Swinton and colleagues (5) recruited 19 male powerlifters and had them perform conventional deadlifts with either a hex (trap) bar and straight bar at varying percentages of their max (10-80% 1RM) in a randomized order. All lifts were performed on a force platform and twelve markers were placed to mark various anatomical landmarks from the spinous process of C7 down to the ankle. Cameras recorded all attempts and three dimensional movements of the bar were tracked through each attempt.
The hex bar deadlift was found to increase the moment at the knee and reduce the peak moments at the hip and lumbar spine as compared to the straight bar deadlift. Differences in the path of the bar resulted in the load being kept behind the knee with the hex-bar, opposed to the straight-bar deadlift where the load was in front of the leg.
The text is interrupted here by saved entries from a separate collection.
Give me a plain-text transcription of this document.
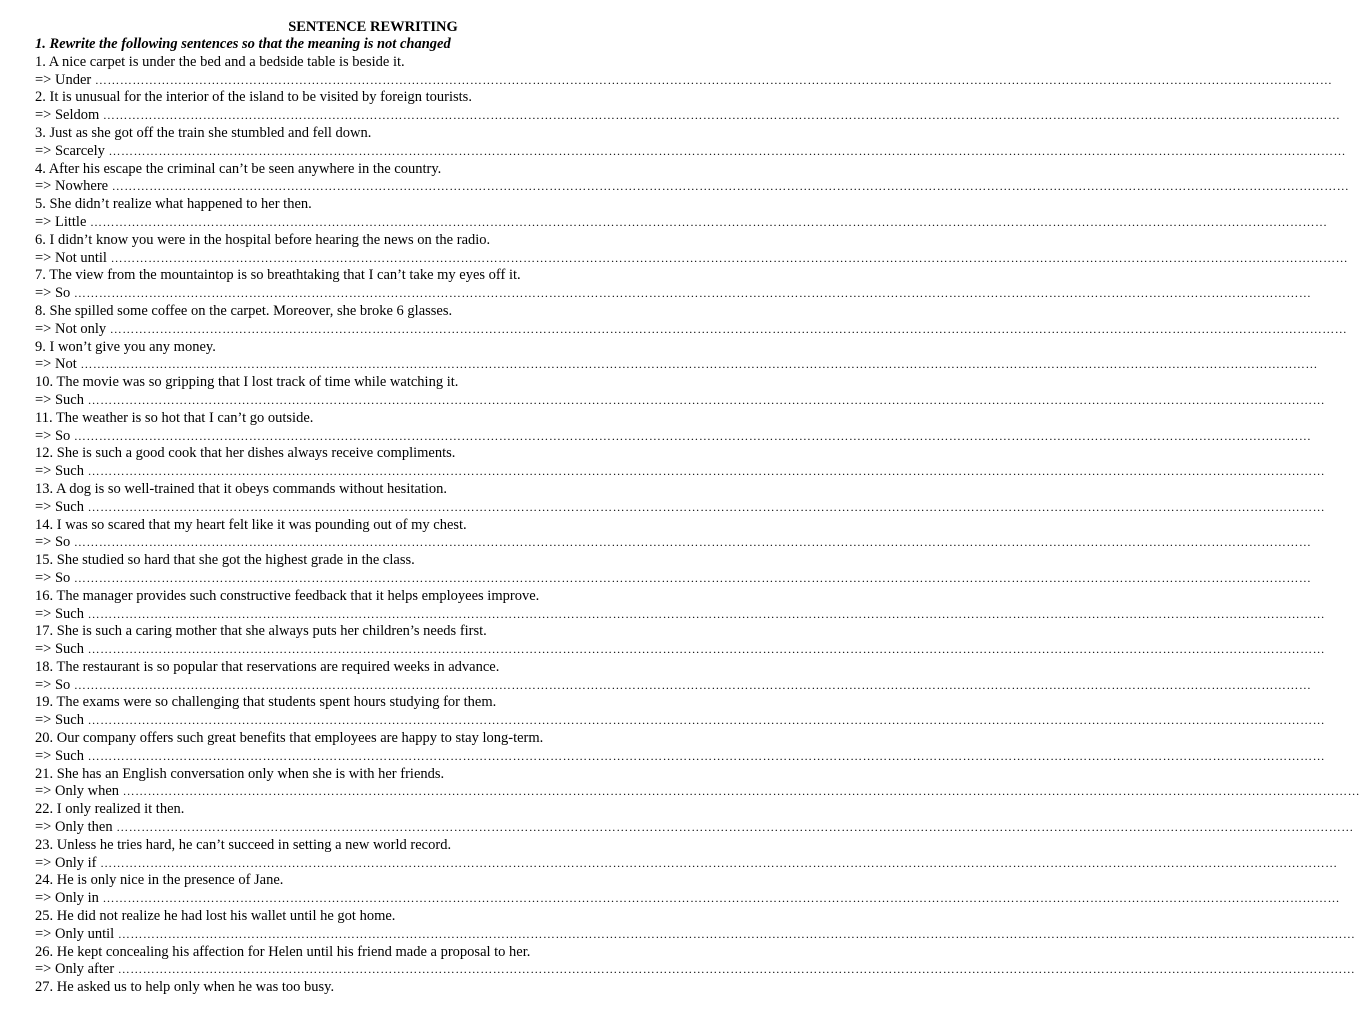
SENTENCE REWRITING
1. Rewrite the following sentences so that the meaning is not changed
1. A nice carpet is under the bed and a bedside table is beside it.
=> Under ………………………………………………………………………………………………………………………………………………………………………………………………………………………………………………………………………
2. It is unusual for the interior of the island to be visited by foreign tourists.
=> Seldom ………………………………………………………………………………………………………………………………………………………………………………………………………………………………………………………………………
3. Just as she got off the train she stumbled and fell down.
=> Scarcely ………………………………………………………………………………………………………………………………………………………………………………………………………………………………………………………………………
4. After his escape the criminal can’t be seen anywhere in the country.
=> Nowhere ………………………………………………………………………………………………………………………………………………………………………………………………………………………………………………………………………
5. She didn’t realize what happened to her then.
=> Little ………………………………………………………………………………………………………………………………………………………………………………………………………………………………………………………………………
6. I didn’t know you were in the hospital before hearing the news on the radio.
=> Not until ………………………………………………………………………………………………………………………………………………………………………………………………………………………………………………………………………
7. The view from the mountaintop is so breathtaking that I can’t take my eyes off it.
=> So ………………………………………………………………………………………………………………………………………………………………………………………………………………………………………………………………………
8. She spilled some coffee on the carpet. Moreover, she broke 6 glasses.
=> Not only ………………………………………………………………………………………………………………………………………………………………………………………………………………………………………………………………………
9. I won’t give you any money.
=> Not ………………………………………………………………………………………………………………………………………………………………………………………………………………………………………………………………………
10. The movie was so gripping that I lost track of time while watching it.
=> Such ………………………………………………………………………………………………………………………………………………………………………………………………………………………………………………………………………
11. The weather is so hot that I can’t go outside.
=> So ………………………………………………………………………………………………………………………………………………………………………………………………………………………………………………………………………
12. She is such a good cook that her dishes always receive compliments.
=> Such ………………………………………………………………………………………………………………………………………………………………………………………………………………………………………………………………………
13. A dog is so well-trained that it obeys commands without hesitation.
=> Such ………………………………………………………………………………………………………………………………………………………………………………………………………………………………………………………………………
14. I was so scared that my heart felt like it was pounding out of my chest.
=> So ………………………………………………………………………………………………………………………………………………………………………………………………………………………………………………………………………
15. She studied so hard that she got the highest grade in the class.
=> So ………………………………………………………………………………………………………………………………………………………………………………………………………………………………………………………………………
16. The manager provides such constructive feedback that it helps employees improve.
=> Such ………………………………………………………………………………………………………………………………………………………………………………………………………………………………………………………………………
17. She is such a caring mother that she always puts her children’s needs first.
=> Such ………………………………………………………………………………………………………………………………………………………………………………………………………………………………………………………………………
18. The restaurant is so popular that reservations are required weeks in advance.
=> So ………………………………………………………………………………………………………………………………………………………………………………………………………………………………………………………………………
19. The exams were so challenging that students spent hours studying for them.
=> Such ………………………………………………………………………………………………………………………………………………………………………………………………………………………………………………………………………
20. Our company offers such great benefits that employees are happy to stay long-term.
=> Such ………………………………………………………………………………………………………………………………………………………………………………………………………………………………………………………………………
21. She has an English conversation only when she is with her friends.
=> Only when ………………………………………………………………………………………………………………………………………………………………………………………………………………………………………………………………………
22. I only realized it then.
=> Only then ………………………………………………………………………………………………………………………………………………………………………………………………………………………………………………………………………
23. Unless he tries hard, he can’t succeed in setting a new world record.
=> Only if ………………………………………………………………………………………………………………………………………………………………………………………………………………………………………………………………………
24. He is only nice in the presence of Jane.
=> Only in ………………………………………………………………………………………………………………………………………………………………………………………………………………………………………………………………………
25. He did not realize he had lost his wallet until he got home.
=> Only until ………………………………………………………………………………………………………………………………………………………………………………………………………………………………………………………………………
26. He kept concealing his affection for Helen until his friend made a proposal to her.
=> Only after ………………………………………………………………………………………………………………………………………………………………………………………………………………………………………………………………………
27. He asked us to help only when he was too busy.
Bar velocity was higher at each increment of %1RM with the hex bar between 40-80%1RM which resulted in higher power outputs from 30-80%1RM as well. All lifters also had a higher 1RM with the hex bar as well.
There’s no question that the hex-bar deadlift is the easiest of the full ROM deadlift variations to teach beginners. After reading this study, I suspect the hex-bar is almost more like a squat than a deadlift given the increased loading at the knee, and you may be short changing your new clients if you rely too heavily on the hex-bar as a deadlift variant. I know many clients prefer the hex-bar, and in these cases you may want to spend more time focusing on additional posterior chain exercises emphasizing the hips and lumbar region if this is your deadlift of choice.
The continuum of lumbar loading
It’s clear from this small collection of papers that we can significantly alter the moments and the required forces at the hip and lumbar spine by making modifications to both the technique of the exercise (conventional vs sumo deadlift) and equipment (straight or hex bar). In this case, if your goal is to minimize effects on the lumbar spine while still keeping the load anterior to the knees, the sumo deadlift would be preferred to the conventional. You can achieve even lower hip and lumbar moments with the hex-bar, although this will result in a shift in the load to behind the knee, more resembling a squat than a deadlift. Those in the later stages of recovery from back pain could employ a multi-lift approach, moving from less aggressive lumbar loading (hex bar, sumo deadlift) before returning to conventional, straight bar deadlifts.
- Cholewicki, J et al. (1991). Medicine and science in sports and exercise, 23(10), 1179–1186.
- Cholewicki, J, & McGill, SM (1992). Journal of biomechanics, 25(1), 17–28.
- Escamilla, RF et al. (2000). Medicine and science in sports and exercise, 32(7), 1265–1275.
- Hales, M. (2010). Strength & Conditioning Journal. 32(4), 44-51.
- Swinton, PA et al. (2011). Journal of strength and conditioning research 25(7), 2000–2009.